2010年12月25日

私的「秋成展総括」論文?

拙稿「交誼と報謝―秋成晩年の歌文」掲載の『語文』95輯(2010年12月、大阪大学国語国文学会)が刊行されました。

今年を振り返ると、私の中での10大イベントの1位はやはり京都国立博物館の上田秋成展ですね。5年がかりでの準備と開催にいたるまでの紆余曲折を思いますと、感慨無きにしも非ず。そこでふと秋成展を自分なりに総括する論文を書いて見ようかと…。たまたま今年から始まった科研が、「近世上方文壇における人的交流」をテーマとしているので、ちょうどよろしいな、ということで、京都新聞で書かせていただいた内容を、すこし突っ込んで書いたという形です。ただ、締め切りが過ぎてから書き始めるという情けない状態、実質ン日くらいで書いたので、文体がかなり軽くなってしまいました。

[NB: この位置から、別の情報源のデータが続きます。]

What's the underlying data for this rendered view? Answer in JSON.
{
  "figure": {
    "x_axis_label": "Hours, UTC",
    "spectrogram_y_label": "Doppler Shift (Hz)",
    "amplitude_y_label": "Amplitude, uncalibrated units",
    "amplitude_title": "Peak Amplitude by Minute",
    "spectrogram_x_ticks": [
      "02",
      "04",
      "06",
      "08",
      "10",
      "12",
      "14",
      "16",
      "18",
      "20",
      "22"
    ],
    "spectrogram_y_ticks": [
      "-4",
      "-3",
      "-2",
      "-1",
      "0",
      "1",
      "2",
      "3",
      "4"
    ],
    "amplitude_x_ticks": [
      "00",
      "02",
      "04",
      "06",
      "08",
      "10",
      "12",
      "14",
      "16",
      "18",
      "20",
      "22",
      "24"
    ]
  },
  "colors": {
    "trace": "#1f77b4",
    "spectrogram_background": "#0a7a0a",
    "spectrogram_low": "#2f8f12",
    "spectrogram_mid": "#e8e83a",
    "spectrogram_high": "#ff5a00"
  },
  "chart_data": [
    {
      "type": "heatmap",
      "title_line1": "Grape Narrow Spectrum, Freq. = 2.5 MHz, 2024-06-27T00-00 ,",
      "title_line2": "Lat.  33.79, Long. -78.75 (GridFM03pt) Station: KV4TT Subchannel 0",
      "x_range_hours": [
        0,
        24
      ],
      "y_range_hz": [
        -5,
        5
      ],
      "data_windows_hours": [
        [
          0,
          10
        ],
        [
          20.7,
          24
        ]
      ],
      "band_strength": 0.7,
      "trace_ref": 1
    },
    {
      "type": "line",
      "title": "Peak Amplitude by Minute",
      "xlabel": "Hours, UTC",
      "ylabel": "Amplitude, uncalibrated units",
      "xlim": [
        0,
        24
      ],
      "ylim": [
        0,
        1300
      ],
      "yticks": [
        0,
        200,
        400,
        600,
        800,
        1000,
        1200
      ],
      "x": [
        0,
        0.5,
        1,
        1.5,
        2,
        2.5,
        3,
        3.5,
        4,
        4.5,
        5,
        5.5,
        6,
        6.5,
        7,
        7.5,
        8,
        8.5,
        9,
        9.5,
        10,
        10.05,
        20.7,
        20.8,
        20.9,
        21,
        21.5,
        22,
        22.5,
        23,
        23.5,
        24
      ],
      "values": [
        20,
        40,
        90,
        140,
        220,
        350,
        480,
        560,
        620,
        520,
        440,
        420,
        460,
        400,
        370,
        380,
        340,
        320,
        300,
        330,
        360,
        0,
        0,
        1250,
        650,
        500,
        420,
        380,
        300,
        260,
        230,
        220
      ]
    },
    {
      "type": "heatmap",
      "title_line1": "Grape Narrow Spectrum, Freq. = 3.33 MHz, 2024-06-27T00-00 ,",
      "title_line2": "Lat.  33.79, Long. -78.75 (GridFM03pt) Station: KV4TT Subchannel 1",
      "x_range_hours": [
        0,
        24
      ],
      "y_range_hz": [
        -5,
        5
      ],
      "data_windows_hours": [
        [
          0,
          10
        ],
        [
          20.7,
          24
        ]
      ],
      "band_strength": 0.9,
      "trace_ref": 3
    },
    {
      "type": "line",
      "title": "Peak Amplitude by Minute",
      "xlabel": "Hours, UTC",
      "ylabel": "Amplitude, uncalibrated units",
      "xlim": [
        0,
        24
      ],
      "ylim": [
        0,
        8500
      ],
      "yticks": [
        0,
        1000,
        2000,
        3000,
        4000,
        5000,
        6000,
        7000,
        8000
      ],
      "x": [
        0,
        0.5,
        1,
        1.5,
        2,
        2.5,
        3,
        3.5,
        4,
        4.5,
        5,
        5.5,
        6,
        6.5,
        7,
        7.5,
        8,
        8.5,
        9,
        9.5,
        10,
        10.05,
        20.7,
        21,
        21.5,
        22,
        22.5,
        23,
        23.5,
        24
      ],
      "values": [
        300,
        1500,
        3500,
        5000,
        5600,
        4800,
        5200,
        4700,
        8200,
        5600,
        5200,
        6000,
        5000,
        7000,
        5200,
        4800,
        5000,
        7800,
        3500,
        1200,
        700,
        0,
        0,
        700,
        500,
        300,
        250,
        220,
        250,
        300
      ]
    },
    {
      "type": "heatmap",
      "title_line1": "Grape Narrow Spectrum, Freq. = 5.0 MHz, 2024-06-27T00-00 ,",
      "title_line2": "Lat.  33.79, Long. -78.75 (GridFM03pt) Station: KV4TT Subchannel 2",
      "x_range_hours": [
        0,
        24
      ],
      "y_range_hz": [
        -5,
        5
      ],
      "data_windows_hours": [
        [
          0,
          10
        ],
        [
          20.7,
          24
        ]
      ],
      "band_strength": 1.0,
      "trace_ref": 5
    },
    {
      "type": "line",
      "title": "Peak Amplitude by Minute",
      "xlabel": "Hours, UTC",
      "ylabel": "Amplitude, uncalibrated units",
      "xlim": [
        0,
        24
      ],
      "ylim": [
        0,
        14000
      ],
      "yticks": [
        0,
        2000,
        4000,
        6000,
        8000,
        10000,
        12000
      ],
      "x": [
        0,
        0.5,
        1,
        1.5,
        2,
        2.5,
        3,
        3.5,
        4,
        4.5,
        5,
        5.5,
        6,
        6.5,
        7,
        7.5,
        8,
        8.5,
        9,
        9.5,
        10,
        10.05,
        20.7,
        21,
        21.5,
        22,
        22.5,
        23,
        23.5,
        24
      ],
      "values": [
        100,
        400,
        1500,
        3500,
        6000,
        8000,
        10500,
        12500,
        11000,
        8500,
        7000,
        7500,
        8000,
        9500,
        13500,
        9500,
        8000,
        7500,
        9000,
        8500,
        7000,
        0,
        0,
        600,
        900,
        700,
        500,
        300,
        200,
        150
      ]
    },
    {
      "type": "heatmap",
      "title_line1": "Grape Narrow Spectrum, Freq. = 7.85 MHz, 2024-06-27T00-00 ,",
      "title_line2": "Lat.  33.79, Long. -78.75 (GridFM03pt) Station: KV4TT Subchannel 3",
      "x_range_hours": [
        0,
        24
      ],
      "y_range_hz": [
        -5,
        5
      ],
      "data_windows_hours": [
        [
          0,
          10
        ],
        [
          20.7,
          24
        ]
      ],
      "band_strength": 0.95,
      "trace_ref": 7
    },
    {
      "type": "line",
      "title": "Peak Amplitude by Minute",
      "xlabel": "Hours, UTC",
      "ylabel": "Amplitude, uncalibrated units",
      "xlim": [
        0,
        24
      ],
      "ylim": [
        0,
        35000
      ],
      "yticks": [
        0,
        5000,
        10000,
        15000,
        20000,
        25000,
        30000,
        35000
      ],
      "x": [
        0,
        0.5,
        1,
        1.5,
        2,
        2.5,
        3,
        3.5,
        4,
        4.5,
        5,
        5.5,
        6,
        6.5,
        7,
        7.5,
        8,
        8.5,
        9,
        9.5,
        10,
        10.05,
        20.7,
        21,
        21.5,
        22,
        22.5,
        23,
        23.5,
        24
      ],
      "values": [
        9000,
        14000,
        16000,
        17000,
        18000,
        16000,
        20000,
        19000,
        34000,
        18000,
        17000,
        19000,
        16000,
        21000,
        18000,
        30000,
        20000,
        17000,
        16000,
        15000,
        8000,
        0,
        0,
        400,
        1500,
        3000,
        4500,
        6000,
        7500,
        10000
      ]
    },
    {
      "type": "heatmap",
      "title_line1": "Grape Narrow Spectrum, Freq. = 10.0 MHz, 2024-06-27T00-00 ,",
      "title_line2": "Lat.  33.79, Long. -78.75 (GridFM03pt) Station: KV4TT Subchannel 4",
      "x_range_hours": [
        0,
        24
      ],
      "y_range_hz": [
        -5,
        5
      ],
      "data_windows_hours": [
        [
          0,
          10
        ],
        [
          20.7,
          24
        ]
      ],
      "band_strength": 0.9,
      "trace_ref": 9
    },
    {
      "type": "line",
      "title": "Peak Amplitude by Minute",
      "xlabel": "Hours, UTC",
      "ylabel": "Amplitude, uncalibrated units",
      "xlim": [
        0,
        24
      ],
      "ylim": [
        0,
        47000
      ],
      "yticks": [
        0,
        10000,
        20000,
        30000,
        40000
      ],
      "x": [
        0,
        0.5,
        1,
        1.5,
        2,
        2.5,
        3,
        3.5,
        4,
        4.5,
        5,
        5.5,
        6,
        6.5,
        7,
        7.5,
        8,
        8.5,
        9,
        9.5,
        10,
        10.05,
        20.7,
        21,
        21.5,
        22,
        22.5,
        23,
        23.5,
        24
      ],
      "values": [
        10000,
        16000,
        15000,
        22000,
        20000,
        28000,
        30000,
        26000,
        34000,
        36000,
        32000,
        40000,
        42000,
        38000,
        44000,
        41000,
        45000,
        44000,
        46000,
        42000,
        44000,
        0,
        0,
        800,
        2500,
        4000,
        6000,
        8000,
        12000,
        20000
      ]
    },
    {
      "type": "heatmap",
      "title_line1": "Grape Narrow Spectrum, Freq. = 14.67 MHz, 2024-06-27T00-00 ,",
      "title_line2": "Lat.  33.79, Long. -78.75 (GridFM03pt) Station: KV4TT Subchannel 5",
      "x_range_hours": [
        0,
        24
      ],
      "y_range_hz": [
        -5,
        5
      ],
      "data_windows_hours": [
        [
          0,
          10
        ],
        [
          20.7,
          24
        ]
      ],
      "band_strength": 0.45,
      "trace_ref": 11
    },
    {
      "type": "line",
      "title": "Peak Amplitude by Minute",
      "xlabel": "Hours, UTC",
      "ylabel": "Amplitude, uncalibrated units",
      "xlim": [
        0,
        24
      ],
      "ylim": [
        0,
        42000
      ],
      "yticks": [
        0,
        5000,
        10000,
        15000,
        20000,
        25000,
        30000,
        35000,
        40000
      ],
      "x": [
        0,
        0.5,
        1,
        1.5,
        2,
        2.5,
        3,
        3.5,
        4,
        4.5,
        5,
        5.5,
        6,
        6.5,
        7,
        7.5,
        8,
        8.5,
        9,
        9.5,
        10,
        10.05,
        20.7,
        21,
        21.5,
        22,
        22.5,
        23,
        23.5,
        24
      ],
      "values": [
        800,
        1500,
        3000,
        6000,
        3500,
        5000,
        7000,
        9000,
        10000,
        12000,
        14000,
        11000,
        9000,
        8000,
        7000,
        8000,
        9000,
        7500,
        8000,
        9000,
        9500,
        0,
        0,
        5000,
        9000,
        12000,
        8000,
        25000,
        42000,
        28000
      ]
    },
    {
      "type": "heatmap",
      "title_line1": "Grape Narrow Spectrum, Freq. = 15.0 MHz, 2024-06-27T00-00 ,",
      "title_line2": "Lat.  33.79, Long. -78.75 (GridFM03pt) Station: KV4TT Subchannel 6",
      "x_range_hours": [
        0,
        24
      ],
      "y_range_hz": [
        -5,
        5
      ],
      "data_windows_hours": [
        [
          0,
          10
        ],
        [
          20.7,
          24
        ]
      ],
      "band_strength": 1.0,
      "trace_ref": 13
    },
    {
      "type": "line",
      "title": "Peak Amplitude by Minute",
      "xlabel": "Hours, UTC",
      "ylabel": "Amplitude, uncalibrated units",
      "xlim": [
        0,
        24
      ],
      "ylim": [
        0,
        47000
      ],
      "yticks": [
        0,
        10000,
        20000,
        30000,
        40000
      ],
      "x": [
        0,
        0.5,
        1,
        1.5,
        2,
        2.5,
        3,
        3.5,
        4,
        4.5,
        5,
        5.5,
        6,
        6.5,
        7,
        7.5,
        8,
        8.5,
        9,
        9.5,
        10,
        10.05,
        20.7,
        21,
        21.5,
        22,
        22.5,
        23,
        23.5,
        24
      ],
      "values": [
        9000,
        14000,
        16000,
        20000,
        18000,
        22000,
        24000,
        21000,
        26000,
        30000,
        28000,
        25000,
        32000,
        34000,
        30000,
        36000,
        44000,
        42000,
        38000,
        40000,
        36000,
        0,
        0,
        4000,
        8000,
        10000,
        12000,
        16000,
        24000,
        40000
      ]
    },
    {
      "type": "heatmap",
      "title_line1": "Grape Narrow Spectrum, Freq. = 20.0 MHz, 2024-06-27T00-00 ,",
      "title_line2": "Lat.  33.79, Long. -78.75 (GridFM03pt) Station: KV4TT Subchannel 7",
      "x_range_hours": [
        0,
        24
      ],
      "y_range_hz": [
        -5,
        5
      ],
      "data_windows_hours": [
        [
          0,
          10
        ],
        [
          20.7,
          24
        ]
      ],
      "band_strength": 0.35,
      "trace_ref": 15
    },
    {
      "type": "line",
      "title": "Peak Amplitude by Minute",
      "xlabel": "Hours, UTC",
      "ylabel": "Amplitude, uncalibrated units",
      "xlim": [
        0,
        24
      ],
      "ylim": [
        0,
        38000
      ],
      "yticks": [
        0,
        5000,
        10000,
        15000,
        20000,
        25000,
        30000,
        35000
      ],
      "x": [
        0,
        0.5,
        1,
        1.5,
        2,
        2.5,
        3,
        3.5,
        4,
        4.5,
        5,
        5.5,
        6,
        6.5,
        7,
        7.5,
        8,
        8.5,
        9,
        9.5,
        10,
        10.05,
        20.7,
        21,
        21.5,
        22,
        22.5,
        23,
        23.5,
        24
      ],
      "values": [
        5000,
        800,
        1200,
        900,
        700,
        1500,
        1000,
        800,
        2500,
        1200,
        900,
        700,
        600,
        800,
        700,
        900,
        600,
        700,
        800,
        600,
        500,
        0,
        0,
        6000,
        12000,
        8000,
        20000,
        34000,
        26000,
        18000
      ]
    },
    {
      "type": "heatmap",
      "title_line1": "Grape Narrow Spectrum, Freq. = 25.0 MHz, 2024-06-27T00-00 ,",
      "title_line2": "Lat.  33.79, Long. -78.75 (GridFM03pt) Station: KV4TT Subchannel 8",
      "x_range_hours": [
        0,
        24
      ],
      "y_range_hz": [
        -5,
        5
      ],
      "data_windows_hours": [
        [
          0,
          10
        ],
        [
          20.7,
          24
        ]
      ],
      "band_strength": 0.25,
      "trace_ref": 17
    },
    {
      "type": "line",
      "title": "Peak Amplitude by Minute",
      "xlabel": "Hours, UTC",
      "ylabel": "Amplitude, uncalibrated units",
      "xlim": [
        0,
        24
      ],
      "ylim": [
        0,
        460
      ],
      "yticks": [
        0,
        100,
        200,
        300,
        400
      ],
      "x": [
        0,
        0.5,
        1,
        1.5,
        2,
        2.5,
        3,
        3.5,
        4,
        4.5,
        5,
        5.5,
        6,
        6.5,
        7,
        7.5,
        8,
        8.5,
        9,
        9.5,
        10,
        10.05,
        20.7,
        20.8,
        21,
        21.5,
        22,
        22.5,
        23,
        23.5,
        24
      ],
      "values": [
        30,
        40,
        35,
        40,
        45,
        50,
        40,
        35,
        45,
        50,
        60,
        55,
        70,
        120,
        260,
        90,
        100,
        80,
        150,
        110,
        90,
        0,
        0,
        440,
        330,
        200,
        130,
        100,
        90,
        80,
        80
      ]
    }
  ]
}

 秋成晩年の歌文の多くは、交誼と報謝のためにあったというのが出発点であり結論です。これは秋成展のコンセプトと完全に一致するもの。秋成展終了後であるから、これはもう常識?かもしれません。それはそれでいいのです。秋成展総括という意味もあり、京博で展示した香具波志神社および谷川家所蔵のものを柱に書きました。谷川家所蔵のものは図版も掲げて、紹介のように見えるかもしれませんが、私としては「神(医)への報謝」という意識で、秋成が谷川家に贈呈したものだというところを強調しています。いろいろと力不足を感じる拙論ではありますが、これを書いて秋成展を終えたという感じを持てる、ということは否定できないのであります。